Assured Offers ‘Conditional’ Backing of New PSA
Insurer Seeks ‘Comprehensive Resolution of Remaining Issues’ with GO, PBA bonds
SAN JUAN – Assured Guaranty Municipal Corp. (AGM), an insurer of Puerto Rico bond issues, said on Tuesday that it would “conditionally support” a new plan support agreement (PSA) between Puerto Rico’s Financial Oversight and Management Board (FOMB) and holders of $18.8 billion out of a total $35 billion in general obligation (GO) and Public Buildings Authority (PBA) debt.
“Assured Guaranty has consistently supported a consensually negotiated and comprehensive approach to resolving Puerto Rico’s current financial challenges,” the bond insurer said in a statement. “It conditionally supports this agreement with the express understanding that the government parties will work with Assured Guaranty to make the agreement part of such a comprehensive solution.”
Assured, a bond insurance subsidiary of Bermuda-based holding company Assured Guaranty Ltd, insured about $1.6 billion of commonwealth general obligation bonds and about $1.9 billion of revenue bonds issued by other entities including the Highway and Transportation Authority, the Puerto Rico Sales Tax Financing Corp. (Cofina by its Spanish acronym) and the University of Puerto Rico.
The new PSA reduces the approximately $18.8 billion of GO and GO-guaranteed liabilities by 61 percent, to $7.4 billion, resulting in an extra $2.7 billion in a principal debt cut compared to the agreement reached in February 2020. The deal reduces GO debt service payments by $4.7 billion, as well as cutting the maximum annual debt service by 22%, to $1.15 billion, relative to last year’s PSA.
“Assured Guaranty will continue to work diligently and constructively toward a comprehensive resolution of any remaining issues with the GO and PBA bonds along with other related Puerto Rico credits, such as the Highway and Transportation Authority bonds, Convention Center District Authority bonds, and others, in a manner that respects its legal rights and achieves the ultimate goal of bringing the Title III process to a fair and expeditious conclusion,” the firm said in the statement.
FOMB Executive Director Natalie Jaresko said Tuesday that the fiscal panel is still in negotiations with three groups of creditors — the Employees Retirement System, the unsecured creditors, and monoline clawback claimants. She declined to give details of the progress of these talks due to “mediation confidentiality.”
“It is an absolute priority for us. We are going to still try to reach consensus with other groups of creditors,” Jaresko said during a virtual press conference announcing details of the PSA deal, which would cut Puerto Rico debt service payments by 62% compared to what they were before the commonwealth government requested bankruptcy protection under the federal Puerto Rico Oversight, Management and Economic Stability Act (Promesa).

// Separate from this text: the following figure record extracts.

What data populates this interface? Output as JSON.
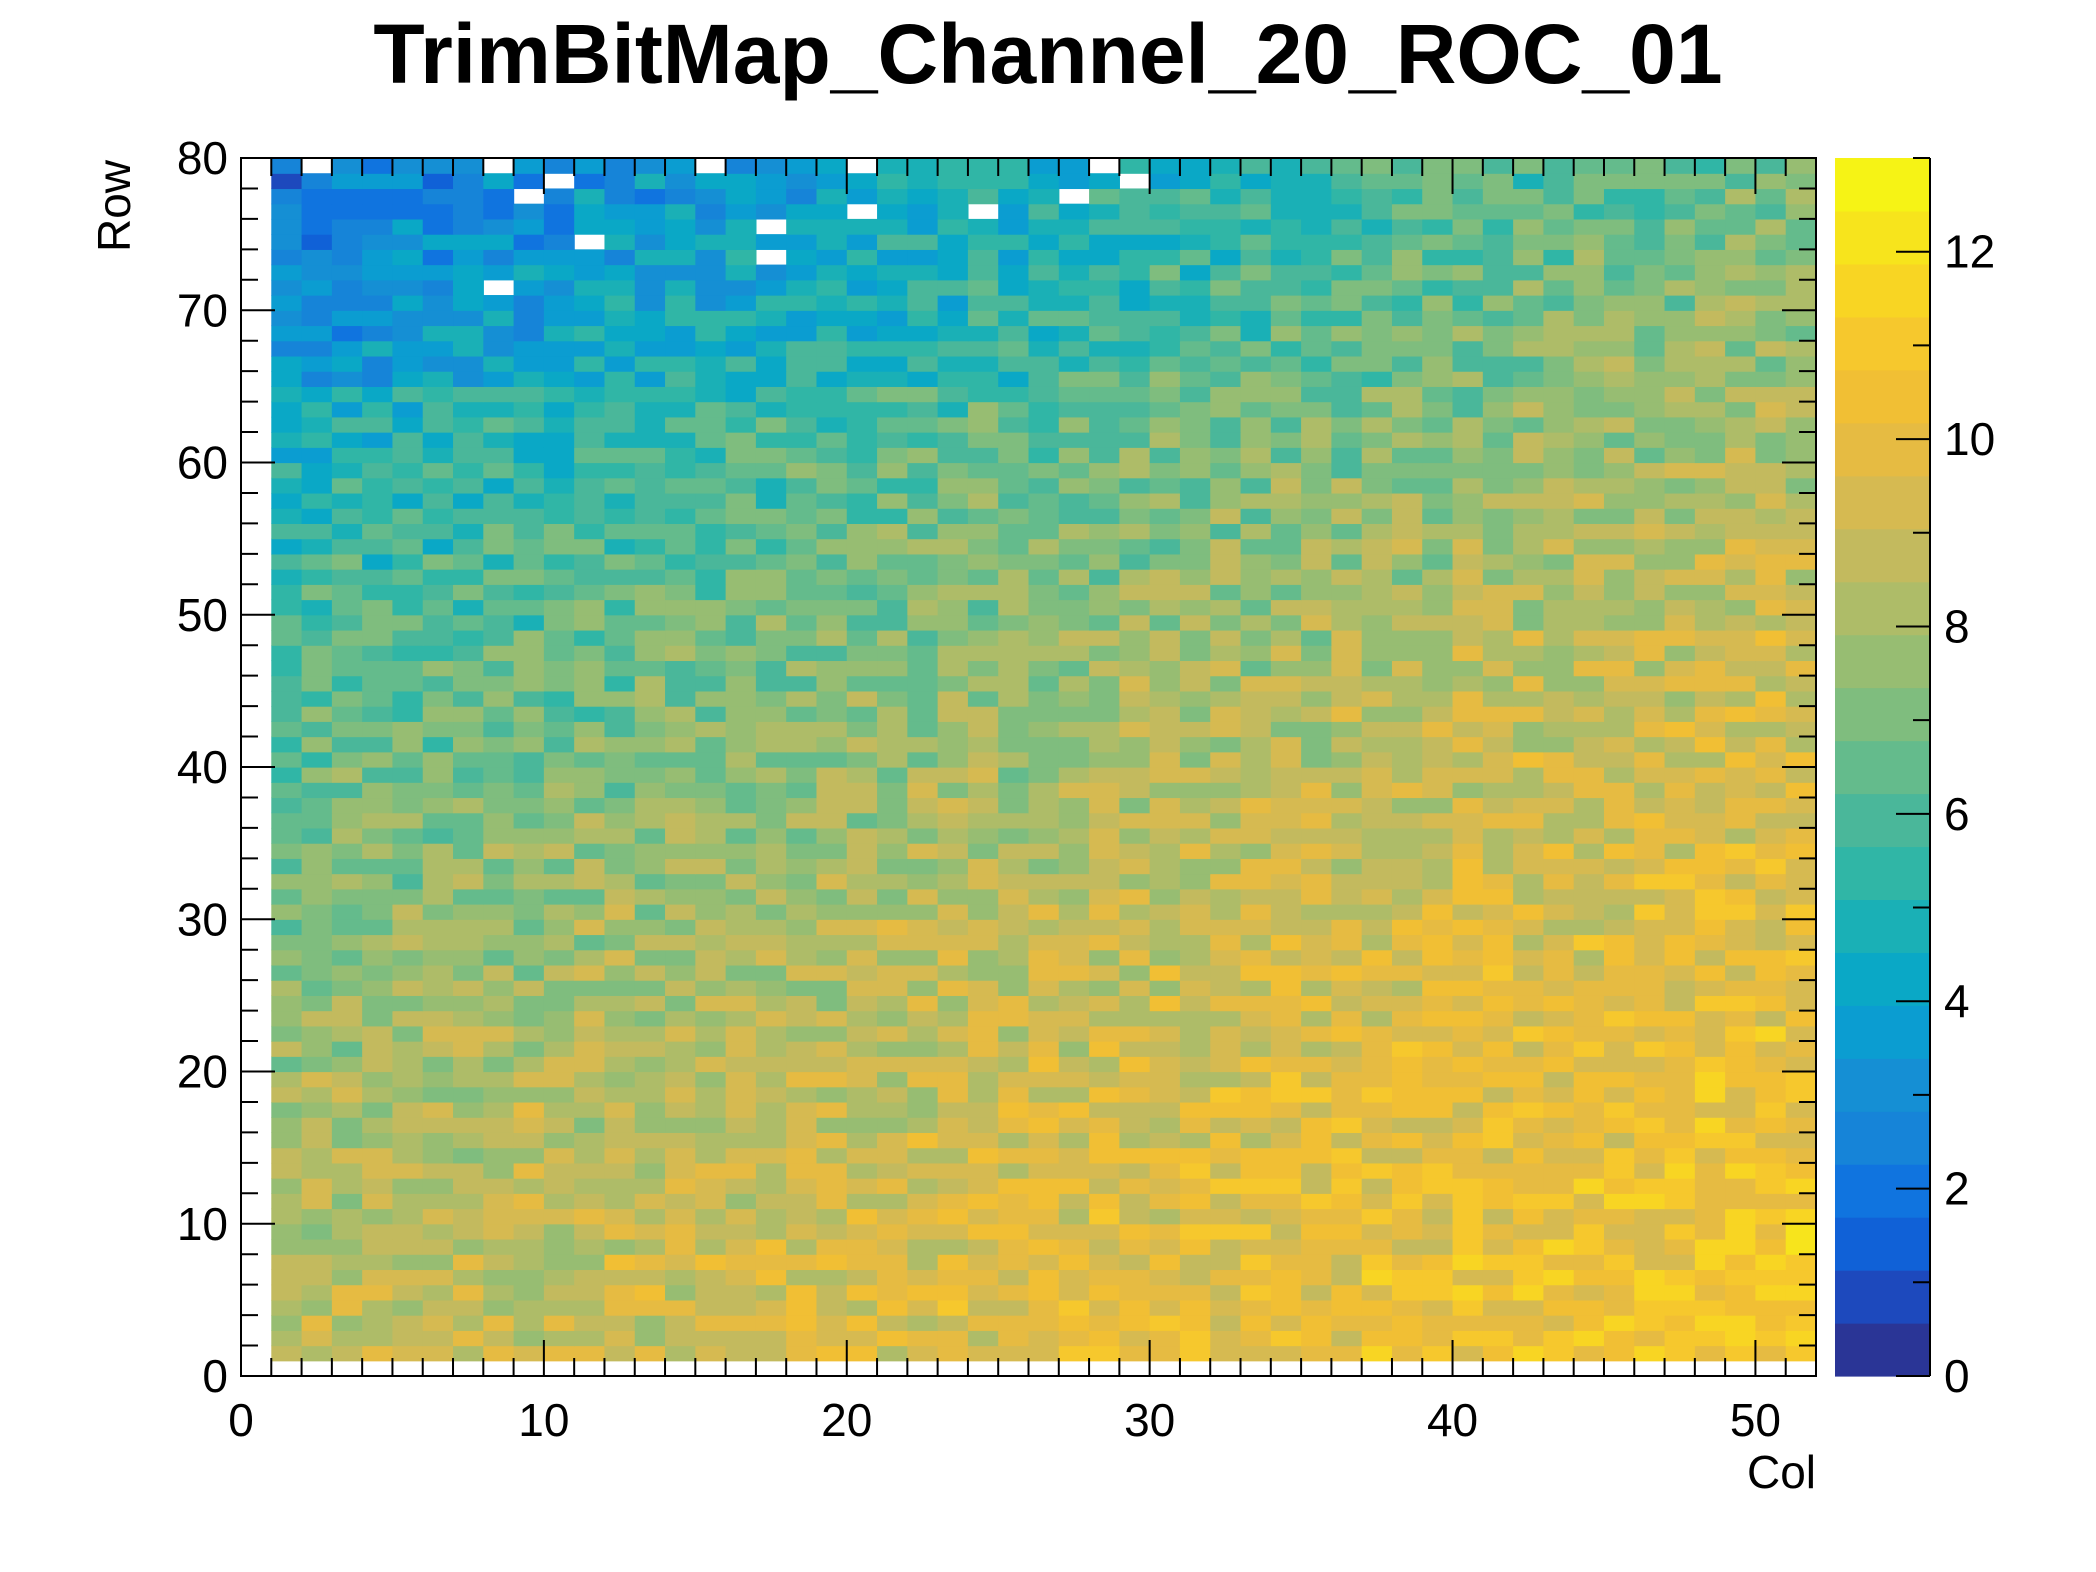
{
  "chart_data": {
    "type": "heatmap",
    "title": "TrimBitMap_Channel_20_ROC_01",
    "xlabel": "Col",
    "ylabel": "Row",
    "xlim": [
      0,
      52
    ],
    "ylim": [
      0,
      80
    ],
    "zlim": [
      0,
      13
    ],
    "x_ticks": [
      "0",
      "10",
      "20",
      "30",
      "40",
      "50"
    ],
    "y_ticks": [
      "0",
      "10",
      "20",
      "30",
      "40",
      "50",
      "60",
      "70",
      "80"
    ],
    "z_ticks": [
      "0",
      "2",
      "4",
      "6",
      "8",
      "10",
      "12"
    ],
    "bins": {
      "x": 52,
      "y": 80,
      "x_width": 1,
      "y_width": 1
    },
    "filled_cols": [
      1,
      51
    ],
    "filled_rows": [
      1,
      79
    ],
    "grid_description_of_trend": {
      "low_corner": "top-left (Col 1-30, Row 65-79) values ~1-4",
      "high_corner": "bottom-right (Col 40-51, Row 1-30) values ~9-12",
      "typical_center": "values ~6-8"
    },
    "empty_cells": [
      [
        2,
        79
      ],
      [
        8,
        79
      ],
      [
        15,
        79
      ],
      [
        20,
        79
      ],
      [
        28,
        79
      ],
      [
        10,
        78
      ],
      [
        29,
        78
      ],
      [
        9,
        77
      ],
      [
        27,
        77
      ],
      [
        20,
        76
      ],
      [
        24,
        76
      ],
      [
        17,
        75
      ],
      [
        11,
        74
      ],
      [
        17,
        73
      ],
      [
        8,
        71
      ]
    ],
    "palette": [
      "#2a3596",
      "#1d49bd",
      "#1061d7",
      "#1074df",
      "#1684d8",
      "#158fd4",
      "#0b9dd1",
      "#0aa8c6",
      "#1ab0b6",
      "#30b6a6",
      "#4ab79a",
      "#64bb8c",
      "#7fbd7e",
      "#97bd72",
      "#aebc68",
      "#c3ba5e",
      "#d6ba51",
      "#e6bb42",
      "#f1bf34",
      "#f6c82d",
      "#f8d523",
      "#f7e41c",
      "#f6f315"
    ],
    "row_slices": [
      {
        "row": 79,
        "values_sample": [
          3,
          2,
          3,
          3,
          4,
          2,
          3,
          4,
          5,
          4
        ]
      },
      {
        "row": 40,
        "values_sample": [
          6,
          5,
          6,
          7,
          6,
          7,
          8,
          8,
          9,
          8
        ]
      },
      {
        "row": 10,
        "values_sample": [
          8,
          8,
          7,
          9,
          8,
          9,
          9,
          10,
          11,
          10
        ]
      }
    ]
  }
}
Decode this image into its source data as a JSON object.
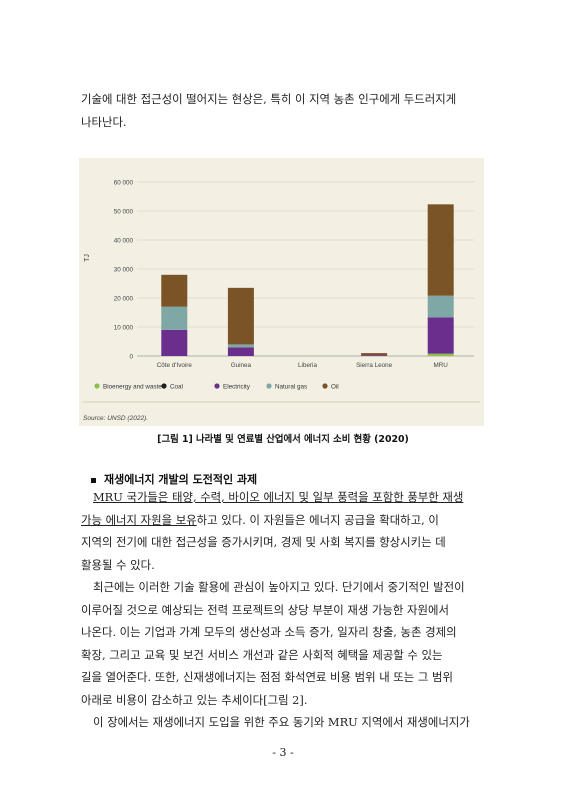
{
  "intro_lines": [
    "기술에 대한 접근성이 떨어지는 현상은, 특히 이 지역 농촌 인구에게 두드러지게",
    "나타난다."
  ],
  "figure_caption": "[그림 1] 나라별 및 연료별 산업에서 에너지 소비 현황 (2020)",
  "figure_source": "Source: UNSD (2022).",
  "section_heading": "재생에너지 개발의 도전적인 과제",
  "body_lines": [
    {
      "text": "MRU 국가들은 태양, 수력, 바이오 에너지 및 일부 풍력을 포함한 풍부한 재생",
      "indent": true,
      "underline": true
    },
    {
      "text": "가능 에너지 자원을 보유",
      "suffix": "하고 있다. 이 자원들은 에너지 공급을 확대하고, 이",
      "underline": true
    },
    {
      "text": "지역의 전기에 대한 접근성을 증가시키며, 경제 및 사회 복지를 향상시키는 데"
    },
    {
      "text": "활용될 수 있다."
    },
    {
      "text": "최근에는 이러한 기술 활용에 관심이 높아지고 있다. 단기에서 중기적인 발전이",
      "indent": true
    },
    {
      "text": "이루어질 것으로 예상되는 전력 프로젝트의 상당 부분이 재생 가능한 자원에서"
    },
    {
      "text": "나온다. 이는 기업과 가계 모두의 생산성과 소득 증가, 일자리 창출, 농촌 경제의"
    },
    {
      "text": "확장, 그리고 교육 및 보건 서비스 개선과 같은 사회적 혜택을 제공할 수 있는"
    },
    {
      "text": "길을 열어준다. 또한, 신재생에너지는 점점 화석연료 비용 범위 내 또는 그 범위"
    },
    {
      "text": "아래로 비용이 감소하고 있는 추세이다[그림 2]."
    },
    {
      "text": "이 장에서는 재생에너지 도입을 위한 주요 동기와 MRU 지역에서 재생에너지가",
      "indent": true
    }
  ],
  "page_number": "- 3 -",
  "colors": {
    "background": "#f3f0e3",
    "bioenergy": "#8bc34a",
    "coal": "#1d1d1d",
    "electricity": "#6a2f8c",
    "natural_gas": "#7fa7a5",
    "oil": "#7a5426"
  },
  "chart_data": {
    "type": "bar",
    "stacked": true,
    "ylabel": "TJ",
    "ylim": [
      0,
      60000
    ],
    "yticks": [
      "60 000",
      "50 000",
      "40 000",
      "30 000",
      "20 000",
      "10 000",
      "0"
    ],
    "categories": [
      "Côte d'Ivoire",
      "Guinea",
      "Liberia",
      "Sierra Leone",
      "MRU"
    ],
    "series": [
      {
        "name": "Bioenergy and waste",
        "color": "#8bc34a",
        "values": [
          0,
          0,
          0,
          0,
          800
        ]
      },
      {
        "name": "Coal",
        "color": "#1d1d1d",
        "values": [
          0,
          0,
          0,
          0,
          0
        ]
      },
      {
        "name": "Electricity",
        "color": "#6a2f8c",
        "values": [
          9000,
          3000,
          0,
          300,
          12500
        ]
      },
      {
        "name": "Natural gas",
        "color": "#7fa7a5",
        "values": [
          8000,
          1000,
          0,
          0,
          7500
        ]
      },
      {
        "name": "Oil",
        "color": "#7a5426",
        "values": [
          11000,
          19500,
          0,
          700,
          31500
        ]
      }
    ],
    "legend_position": "bottom",
    "grid": true,
    "source": "Source: UNSD (2022)."
  }
}
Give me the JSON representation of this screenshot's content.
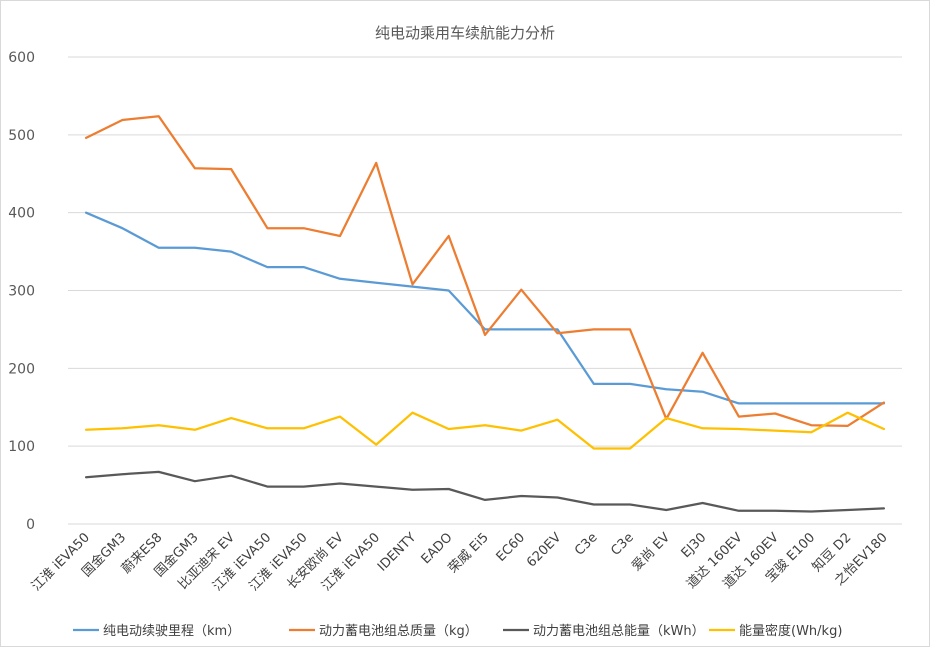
{
  "chart_data": {
    "type": "line",
    "title": "纯电动乘用车续航能力分析",
    "xlabel": "",
    "ylabel": "",
    "ylim": [
      0,
      600
    ],
    "yticks": [
      0,
      100,
      200,
      300,
      400,
      500,
      600
    ],
    "grid": true,
    "legend_position": "bottom",
    "categories": [
      "江淮 iEVA50",
      "国金GM3",
      "蔚来ES8",
      "国金GM3",
      "比亚迪宋 EV",
      "江淮 iEVA50",
      "江淮 iEVA50",
      "长安欧尚 EV",
      "江淮 iEVA50",
      "IDENTY",
      "EADO",
      "荣威 Ei5",
      "EC60",
      "620EV",
      "C3e",
      "C3e",
      "爱尚 EV",
      "EJ30",
      "道达 160EV",
      "道达 160EV",
      "宝骏 E100",
      "知豆 D2",
      "之怡EV180"
    ],
    "series": [
      {
        "name": "纯电动续驶里程（km）",
        "color": "#5b9bd5",
        "values": [
          400,
          380,
          355,
          355,
          350,
          330,
          330,
          315,
          310,
          305,
          300,
          250,
          250,
          250,
          180,
          180,
          173,
          170,
          155,
          155,
          155,
          155,
          155
        ]
      },
      {
        "name": "动力蓄电池组总质量（kg）",
        "color": "#ed7d31",
        "values": [
          496,
          519,
          524,
          457,
          456,
          380,
          380,
          370,
          464,
          308,
          370,
          243,
          301,
          245,
          250,
          250,
          135,
          220,
          138,
          142,
          127,
          126,
          156
        ]
      },
      {
        "name": "动力蓄电池组总能量（kWh）",
        "color": "#595959",
        "values": [
          60,
          64,
          67,
          55,
          62,
          48,
          48,
          52,
          48,
          44,
          45,
          31,
          36,
          34,
          25,
          25,
          18,
          27,
          17,
          17,
          16,
          18,
          20
        ]
      },
      {
        "name": "能量密度(Wh/kg)",
        "color": "#ffc000",
        "values": [
          121,
          123,
          127,
          121,
          136,
          123,
          123,
          138,
          102,
          143,
          122,
          127,
          120,
          134,
          97,
          97,
          136,
          123,
          122,
          120,
          118,
          143,
          122
        ]
      }
    ]
  }
}
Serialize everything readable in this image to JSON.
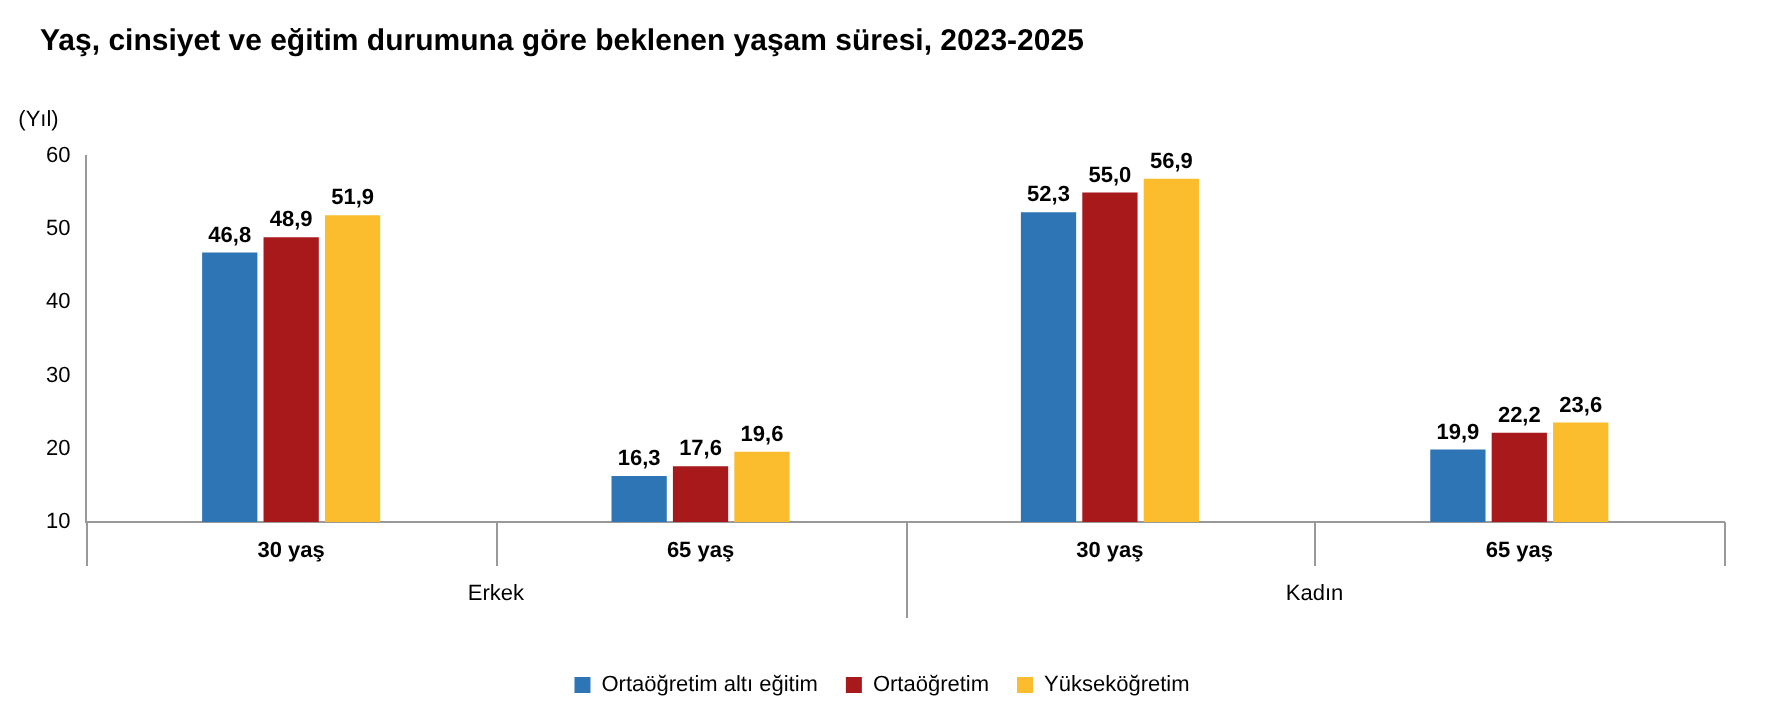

Assured’s statement said that the new PSA had “the tacit support of the Commonwealth of Puerto Rico,” although Gov. Pedro Pierluisi issued a statement Tuesday morning saying that the administration would not support a plan that includes an agreement between the Official Retirees Committee (COR by its Spanish acronym) and the oversight board for an 8.5 percent cut to government pensions exceeding $1,500 a month, which would affect 25% of retired public workers. Jaresko said it would file the PSA along with the COR agreement and plan of adjustment in Promesa court by March 8, the deadline set by U.S. District Court Judge Laura Taylor Swain, who oversees the island’s bankruptcy proceedings.
After the firm issued the morning press release, Assured Guaranty Ltd. (AGO) shares increased $3.89, or 9.82%, in Tuesday New York Stock trading to close at $43.50. In after-hours trading, the stock dropped 2.07% to close at $42.60.
Meanwhile, the Ad Hoc Group of Constitutional Debtholders, Ad Hoc Group of GO Bondholders, Lawful Constitutional Debt Coalition and QTCB Noteholder Group, which collectively hold approximately $8.2 billion in GO and PBA bond claims in the deal, said in a press release that the new PSA will “help Puerto Rico continue to support its three million citizens during these difficult times while also laying the groundwork for a much brighter economic future.”
“Since the onset of the COVID-19 pandemic, major creditors have engaged in good faith with the Oversight Board in order to provide Puerto Rico with the financial flexibility it needs to recover from this unprecedented public health crisis,” the group of creditors said in a statement. “The New PSA delivers that important flexibility by creating a reduced debt repayment schedule and introducing a number of meaningful creditor concessions. This widely-supported compromise will help Puerto Rico avert years of costly, distracting litigation and finally expedite the island’s long-awaited exit from bankruptcy in 2021.”